Five Star Pawn owner Sean Smith said he's "outraged" over a countywide ordinance that forces him to obtain personal information from his customers.

While Smith said it's standard for pawn shops to gather such details and fingerprints from those they buy from, requiring them to get the name and phone number of each customer, even those buying a $1 hammer, is "just plain idiotic, pure and simple."

Forsyth County commissioners approved the amendment to the pawnbrokers and pawnshop establishments ordinance at a meeting Thursday night. The measure passed 4-1 with Commissioner David Richard opposed.

"You're talking about every single pawn shop transaction here, 99 percent of which are probably legal transactions," Richard said. "It's just way too much governing.
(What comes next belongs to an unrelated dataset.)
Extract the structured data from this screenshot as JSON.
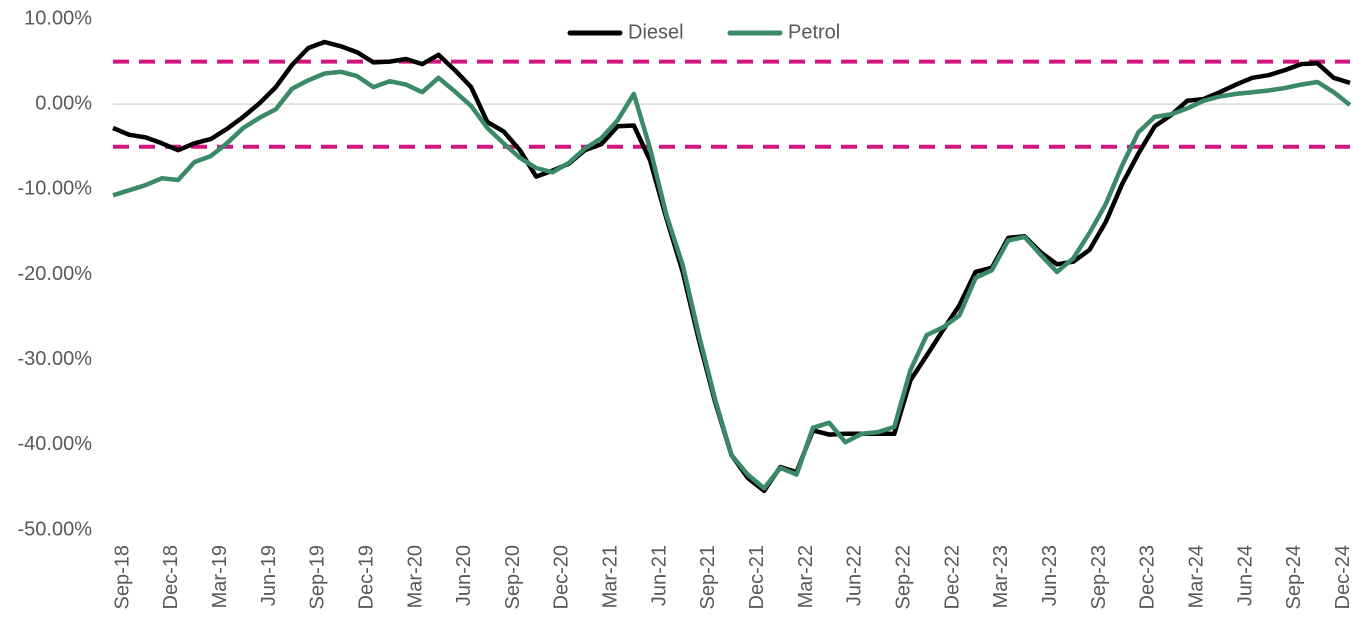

This is not what the commission should be doing to businesses."

Chairman Charles Laughinghouse disagreed, citing the 30-day rule for items after they are pawned.

"Pawnshops are only required to hold an item for 30 days after the pawning," he said.

"There are temporary residences around the lake where people don't necessarily return to every day after work," Laughinghouse said. "If a break-in occurs, items can be pawned and that period could be long over before a person returns home."

Laughinghouse said having a record of where the item goes after it leaves the pawnshop is "a worthwhile addition" to the county's pawnshop ordinance.

But Smith said he feels pawn shops are getting picked on, particularly the two stores in the county.

"It's a prejudice and an injustice toward pawn shops," he said, adding that he has spoken with the president of the Georgia Pawnbrokers Association.

"He told me he had never heard of requiring the customer buying the item to provide any information to the pawn shop," Smith said.

Smith said the other two of Forsyth's four pawn shops are in the city limits of Cumming, where they will not be subject to the new county ordinance.

County Attorney Ken Jarrard told commissioners Thursday night that he had spoken with Sheriff Ted Paxton, who had indicated that "with respect to purchases, if the board was inclined to do away with the requirement of a signature and phone number and make it just like any other retail transaction, he was fine with that."

"His concern is on the receiving end," Jarrard continued.

Four out of the five commissioners, however, saw it differently.

The amendment to the ordinance does not require any kind of identification card.

"They can tell me their name is Mickey Mouse and their phone number is (555) 555-5555," Smith said. "I have to take their word for it. This thing is just so absurd."

Commissioner Jim Harrell doesn't think so.

"I'm just concerned about the recovery of items," he said. "I'm just thinking of the person who loses things that were valuable to them that may be recoverable."

Smith said that's all taken care of when items come into the pawn shop with the mandated 30-day waiting period before an item is sold.

"It's on the selling end that I have a problem with this," he said. "It's prying into somebody's information.

"In this day and age, people aren't too keen on giving out personal information, because there's too much identity theft going on. This is going to hurt my business."